532km Baudette to Cedar
Just imagine: 8 flat tires in one afternoon. And then imagine fixing those punctures on a road without shade, when your patience is already wearing thin after dealing with a broken rim – one that should have lasted much longer than it did – and being rejected from a campground because tents weren’t welcome, even though there was plenty of free space.
Then picture walking to the next campsite and going straight for the showers (because nothing is going to feel better than a shower after the day you’ve had) and putting your money in the machine, only to be left standing there naked with no water at all for your 50 cents. And even after you go to complain and get nowhere, you’re still left with an unrideable bicycle and you’re 30km from the nearest town.
This was our one very chaotic day on the road.
Those patches, those darn patches, just wouldn’t stick to all the holes we had in our tubes. We glued and rubbed and held them tight but every time we inflated the tire the patches gave up almost immediately. Why wouldn’t they hold? We don’t know. And the spare tubes we were carrying quickly wore thin from all the rips created as our not-quite-wide-enough rim tape let the spoke holes on the inside of the rim rub against the tube.
So there we were, with all the tools and spare parts in the world stuffed in our bags, including what we theoretically needed to fix the simplest of all bicycle problems, the flat tire, and yet we were coming up empty. We covered the spoke holes with duct tape but it was too late for the tubes. By this point they were totally chewed up.
To say it was frustrating is understating the case. We were exploding inside with annoyance at broken parts and not having enough spare tubes and failing to make any headway on the road and the fact that on a busy road no one stopped to help us. Oh, how we longed for those countries where people stopped as a matter of course to make sure you were okay. And we’d spent far too much money in the past 24 hours and we still hadn’t gotten a shower and all our dishes were dirty and neither of us had the energy left to clean them when Andrew remembered something very important.

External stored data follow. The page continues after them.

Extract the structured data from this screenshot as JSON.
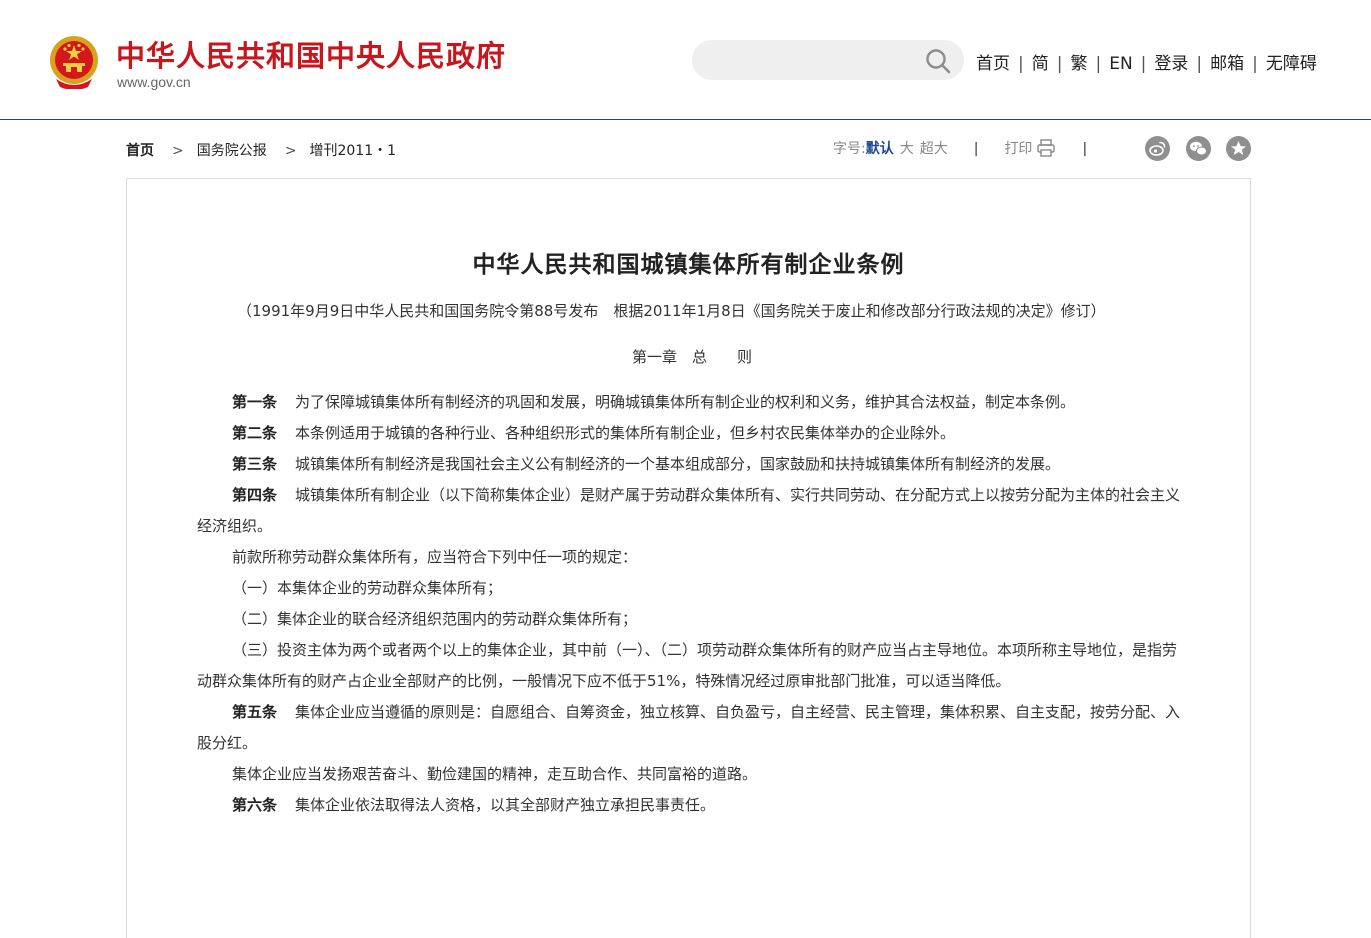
{
  "header": {
    "site_title": "中华人民共和国中央人民政府",
    "site_url": "www.gov.cn",
    "search": {
      "value": "",
      "placeholder": ""
    },
    "nav": [
      "首页",
      "简",
      "繁",
      "EN",
      "登录",
      "邮箱",
      "无障碍"
    ]
  },
  "breadcrumb": [
    "首页",
    "国务院公报",
    "增刊2011・1"
  ],
  "tools": {
    "font_label": "字号:",
    "font_default": "默认",
    "font_large": "大",
    "font_xlarge": "超大",
    "separator": "|",
    "print_label": "打印"
  },
  "share_icons": [
    "weibo-icon",
    "wechat-icon",
    "favorite-icon"
  ],
  "article": {
    "title": "中华人民共和国城镇集体所有制企业条例",
    "note": "（1991年9月9日中华人民共和国国务院令第88号发布　根据2011年1月8日《国务院关于废止和修改部分行政法规的决定》修订）",
    "chapter": "第一章　总　　则",
    "art1_label": "第一条",
    "art1": "为了保障城镇集体所有制经济的巩固和发展，明确城镇集体所有制企业的权利和义务，维护其合法权益，制定本条例。",
    "art2_label": "第二条",
    "art2": "本条例适用于城镇的各种行业、各种组织形式的集体所有制企业，但乡村农民集体举办的企业除外。",
    "art3_label": "第三条",
    "art3": "城镇集体所有制经济是我国社会主义公有制经济的一个基本组成部分，国家鼓励和扶持城镇集体所有制经济的发展。",
    "art4_label": "第四条",
    "art4": "城镇集体所有制企业（以下简称集体企业）是财产属于劳动群众集体所有、实行共同劳动、在分配方式上以按劳分配为主体的社会主义经济组织。",
    "p4a": "前款所称劳动群众集体所有，应当符合下列中任一项的规定：",
    "p4b": "（一）本集体企业的劳动群众集体所有；",
    "p4c": "（二）集体企业的联合经济组织范围内的劳动群众集体所有；",
    "p4d": "（三）投资主体为两个或者两个以上的集体企业，其中前（一）、（二）项劳动群众集体所有的财产应当占主导地位。本项所称主导地位，是指劳动群众集体所有的财产占企业全部财产的比例，一般情况下应不低于51%，特殊情况经过原审批部门批准，可以适当降低。",
    "art5_label": "第五条",
    "art5": "集体企业应当遵循的原则是：自愿组合、自筹资金，独立核算、自负盈亏，自主经营、民主管理，集体积累、自主支配，按劳分配、入股分红。",
    "p5a": "集体企业应当发扬艰苦奋斗、勤俭建国的精神，走互助合作、共同富裕的道路。",
    "art6_label": "第六条",
    "art6": "集体企业依法取得法人资格，以其全部财产独立承担民事责任。"
  }
}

“Good things have happened too,” he said and how true that was.
Putting one very bad day aside, the past week has been filled with so many good things. First came the Rundquist family, who found us outside a supermarket in Deer River and instantly invited us home for venison steaks and a soft bed for the night. Then there was the lady in a local winery who gave us a big bag of popcorn for snacking, followed by Sarah and Byron who treated us to coffee and shared tales of their European adventures. And let’s not forget the wonderful things we discovered in Ashland while we were getting our rim fixed: a great food co-op and a shop selling wonderful used books for just 25 cents.
And last, but not least, in our list of fantastic things: two couples in the campground in Cedar who came to our rescue. One with friendship in the form of cold beer, two big slices of cantelope, a chunk of cheese and a chance to blow off some steam and the other with the offer of a ride back to Ashland, so we could buy more tubes and tape and a new patch kit – everything we need to hit the road again.
As we prepared to go to bed we found a shiny new penny on the ground. “It’s good luck,” we said as we put it into our change purse and crawled exhaustedly into the tent.